The Ministry of Health and Social development is reporting the lowest cases of new HIV/AIDS infections since 2007.
Coordinator of the National HIV/AIDS & Sexual Health Programme Mrs. Noelene Levons-Clarke reported that so far this year, only three new cases of HIV have been recorded.
Mrs. Levons-Clarke noted that the Territory is seeing a reduction in the number of new cases and the spread of HIV infection.
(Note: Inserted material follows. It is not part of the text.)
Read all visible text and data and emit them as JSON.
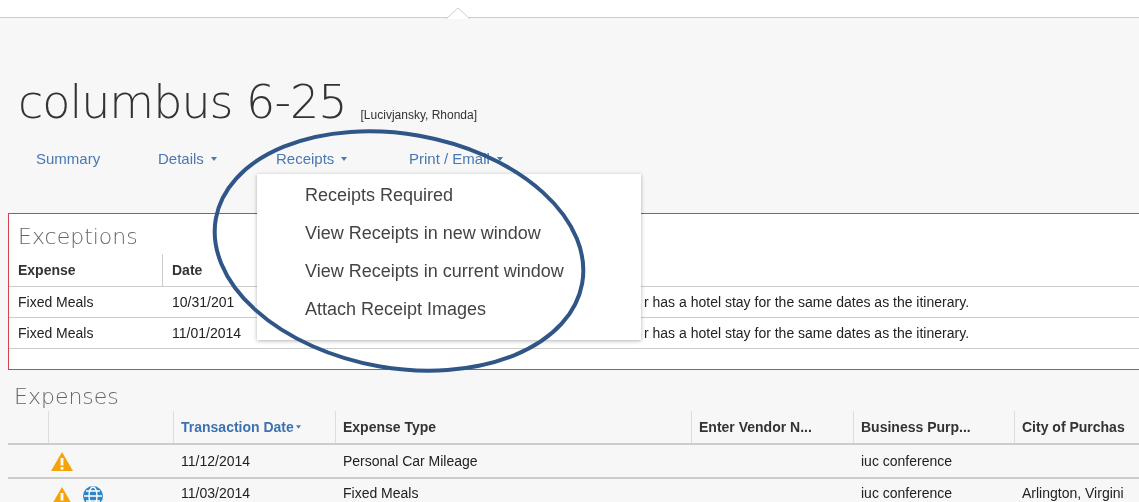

This achievement she attributes to enhanced public awareness and education spearheaded by the Ministry of Health and Social Development.
“The first case of HIV/AIDS was reported in the BVI in June of 1985. By the end of December 2014, a total of 119 cases of HIV/AIDS were reported. The number of new reported cases between June 1985 and December 2006 was 64” Ms. Levons-Clarke stated.
Since then, three new cases were reported in 2007, nine in 2008 and 2009, 10 cases were confirmed in 2010, six cases in 2011, five in 2012, and in 2013 10 cases were recorded.
“Although we still seem to have a few challenges in being effective with abstinence and faithfulness to one partner, condom use has definitely increased among men and women,” The Coordinator noted adding, “Increased access to HIV testing has also enabled us to achieve our target, as many more persons who have tested negative for HIV are more empowered to keep their negative test result.”
The Coordinator reported that a total of 38 AIDS-related deaths have occurred within the Territory since 1985, 80 persons in the Territory are living with HIV and know their status and there is one report of a mother to child transmission. The child, according to Mrs. Levons-Clarke is doing very well on Anti-retroviral Treatment (ART).
She further stated that the availability of anti-retroviral treatment has enabled persons living with HIV to achieve and maintain very low viral loads which in turn have decreased the risk of transmission. Persons are however, encouraged to practice safe sex, monogamy and get tested to know their status.
“We are still encouraging all residents of the Territory to have an HIV test especially if they have never tested before. HIV does not have any age, gender, ethnicity, religious beliefs or social status barriers and can affect us all, which makes testing a very vital part of the equation.” Mrs. Levons-Clarke said.
She added that it is not just good enough for persons to know their status but it is important that they know the status of their potential sexual partners.
The National AIDS programme is committed to mitigating the health and socio-economic impact of HIV/AIDS on individuals, families and communities of the Virgin Islands.